Czech Republic - Domestic policy

Spidla will have to focus a great deal of energy on keeping the economy moving forward in terms of growth, curbing unemployment, and finalizing the privatization of state-owned companies. As of 2003, most of the state-owned property in the Czech Republic had been sold, but 189 companies were still awaiting sale. Although the Zeman administration was in favor of privatizing the energy sector, Spidla announced that he was against this. The August 2002 floods, the global economic slowdown, and weaker demand in the EU for Czech products (the EU is the Czech Republic's largest market) created slower growth in 2002—it stood at only 2.7%. Spidla led the government in seeing through an increase in the minimum wage in December 2002, taking effect as of January 2003. However, unemployment broke the 10% barrier at the end of January 2003.

Spidla announced in October 2002 that the estimated damage caused to the Czech Republic due to the August flooding was Kc 70 billion, but that figure was not definitive.
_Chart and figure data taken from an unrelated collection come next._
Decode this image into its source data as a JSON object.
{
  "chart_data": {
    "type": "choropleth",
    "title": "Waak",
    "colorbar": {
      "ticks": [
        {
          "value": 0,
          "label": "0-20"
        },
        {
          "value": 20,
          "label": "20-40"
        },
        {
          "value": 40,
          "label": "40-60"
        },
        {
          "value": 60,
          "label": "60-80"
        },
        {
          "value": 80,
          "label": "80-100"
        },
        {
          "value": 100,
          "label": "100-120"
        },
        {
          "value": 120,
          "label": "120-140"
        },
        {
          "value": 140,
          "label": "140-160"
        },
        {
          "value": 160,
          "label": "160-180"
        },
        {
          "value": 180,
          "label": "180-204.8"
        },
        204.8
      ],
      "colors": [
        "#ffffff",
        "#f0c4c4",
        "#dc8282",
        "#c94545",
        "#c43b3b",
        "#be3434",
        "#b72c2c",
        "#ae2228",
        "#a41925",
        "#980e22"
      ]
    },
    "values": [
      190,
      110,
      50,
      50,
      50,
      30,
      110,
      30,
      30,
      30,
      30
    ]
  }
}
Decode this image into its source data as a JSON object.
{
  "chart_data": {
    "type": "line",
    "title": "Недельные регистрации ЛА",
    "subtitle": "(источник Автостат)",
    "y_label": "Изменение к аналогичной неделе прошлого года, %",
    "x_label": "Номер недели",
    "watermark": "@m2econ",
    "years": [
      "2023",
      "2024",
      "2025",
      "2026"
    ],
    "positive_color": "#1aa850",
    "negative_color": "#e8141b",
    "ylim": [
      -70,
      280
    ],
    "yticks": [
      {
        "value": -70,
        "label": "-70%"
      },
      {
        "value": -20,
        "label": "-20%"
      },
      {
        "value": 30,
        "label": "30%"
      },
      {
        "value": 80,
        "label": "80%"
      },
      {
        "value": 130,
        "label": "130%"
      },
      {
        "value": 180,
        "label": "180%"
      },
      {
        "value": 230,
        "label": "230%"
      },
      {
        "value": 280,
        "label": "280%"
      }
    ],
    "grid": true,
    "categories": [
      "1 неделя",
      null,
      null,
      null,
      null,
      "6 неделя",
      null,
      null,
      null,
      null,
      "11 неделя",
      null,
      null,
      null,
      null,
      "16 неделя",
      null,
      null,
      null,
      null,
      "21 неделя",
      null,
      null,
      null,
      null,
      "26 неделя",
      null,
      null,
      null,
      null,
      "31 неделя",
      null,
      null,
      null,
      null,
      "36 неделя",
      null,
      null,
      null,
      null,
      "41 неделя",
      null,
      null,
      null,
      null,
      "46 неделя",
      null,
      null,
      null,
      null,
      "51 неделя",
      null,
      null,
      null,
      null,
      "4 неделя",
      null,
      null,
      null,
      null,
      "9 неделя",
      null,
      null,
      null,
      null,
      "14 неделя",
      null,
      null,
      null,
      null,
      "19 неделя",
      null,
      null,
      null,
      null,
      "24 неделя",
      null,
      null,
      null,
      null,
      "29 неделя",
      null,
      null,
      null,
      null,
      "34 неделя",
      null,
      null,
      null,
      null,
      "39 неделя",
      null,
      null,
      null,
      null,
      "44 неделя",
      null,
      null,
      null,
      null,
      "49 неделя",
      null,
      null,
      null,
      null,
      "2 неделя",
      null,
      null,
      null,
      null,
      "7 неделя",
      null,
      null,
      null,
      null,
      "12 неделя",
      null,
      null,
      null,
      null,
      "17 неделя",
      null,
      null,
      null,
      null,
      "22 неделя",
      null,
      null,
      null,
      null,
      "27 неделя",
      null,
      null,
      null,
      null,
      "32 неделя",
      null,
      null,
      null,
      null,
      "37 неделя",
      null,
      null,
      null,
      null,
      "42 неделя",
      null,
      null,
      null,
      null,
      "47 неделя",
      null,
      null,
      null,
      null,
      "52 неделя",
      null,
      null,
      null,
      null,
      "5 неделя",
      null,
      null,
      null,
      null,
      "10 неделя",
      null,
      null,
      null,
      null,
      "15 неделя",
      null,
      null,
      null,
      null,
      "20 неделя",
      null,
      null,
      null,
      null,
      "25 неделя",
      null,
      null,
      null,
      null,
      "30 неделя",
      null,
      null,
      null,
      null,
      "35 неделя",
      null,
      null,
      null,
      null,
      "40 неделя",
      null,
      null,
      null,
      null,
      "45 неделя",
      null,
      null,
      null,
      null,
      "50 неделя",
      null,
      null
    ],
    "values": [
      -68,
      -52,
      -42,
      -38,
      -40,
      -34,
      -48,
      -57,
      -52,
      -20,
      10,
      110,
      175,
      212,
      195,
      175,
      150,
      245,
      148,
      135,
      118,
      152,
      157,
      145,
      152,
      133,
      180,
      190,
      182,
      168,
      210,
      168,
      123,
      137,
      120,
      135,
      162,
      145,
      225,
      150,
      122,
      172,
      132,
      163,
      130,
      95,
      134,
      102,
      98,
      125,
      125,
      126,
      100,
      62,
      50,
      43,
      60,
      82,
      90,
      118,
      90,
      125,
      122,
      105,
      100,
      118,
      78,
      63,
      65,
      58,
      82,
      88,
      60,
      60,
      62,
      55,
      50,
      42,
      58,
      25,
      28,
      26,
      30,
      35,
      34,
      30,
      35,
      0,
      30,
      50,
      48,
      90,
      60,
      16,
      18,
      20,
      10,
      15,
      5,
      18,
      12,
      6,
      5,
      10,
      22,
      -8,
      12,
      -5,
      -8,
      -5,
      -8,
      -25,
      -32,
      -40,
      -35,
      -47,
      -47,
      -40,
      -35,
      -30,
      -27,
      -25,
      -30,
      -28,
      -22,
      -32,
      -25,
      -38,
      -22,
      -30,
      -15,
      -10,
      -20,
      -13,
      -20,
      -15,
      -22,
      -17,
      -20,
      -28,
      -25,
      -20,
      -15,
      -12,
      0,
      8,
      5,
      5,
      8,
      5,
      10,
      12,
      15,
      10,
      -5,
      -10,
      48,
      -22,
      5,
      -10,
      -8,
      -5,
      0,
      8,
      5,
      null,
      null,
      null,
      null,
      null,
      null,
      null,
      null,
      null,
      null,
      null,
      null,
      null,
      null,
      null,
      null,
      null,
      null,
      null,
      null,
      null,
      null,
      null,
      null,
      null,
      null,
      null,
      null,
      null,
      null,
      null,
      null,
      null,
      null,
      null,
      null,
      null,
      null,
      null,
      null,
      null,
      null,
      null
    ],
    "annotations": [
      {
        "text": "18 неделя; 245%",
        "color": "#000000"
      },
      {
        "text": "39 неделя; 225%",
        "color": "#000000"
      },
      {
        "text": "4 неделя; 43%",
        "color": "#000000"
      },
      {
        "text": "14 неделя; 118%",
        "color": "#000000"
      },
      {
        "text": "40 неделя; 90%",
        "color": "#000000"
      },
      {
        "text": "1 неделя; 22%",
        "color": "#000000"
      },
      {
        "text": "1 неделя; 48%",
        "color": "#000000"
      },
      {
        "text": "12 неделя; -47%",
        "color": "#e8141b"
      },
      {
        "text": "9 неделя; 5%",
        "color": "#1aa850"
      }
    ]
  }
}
He suggested that a provisional budget for 2003 not be passed, in that it would hinder the flow of money needed for assistance in repairing the flood damage. The year 2002 was the worst year since the fall of communism in 1989 for Czech farmers, due to the floods and lower commodity prices, and farmers have demanded they receive the same subsidies as their counterparts in the EU. In October 2002, some 3,000 farmers protested the conditions of EU admission, demanding more government support for agriculture.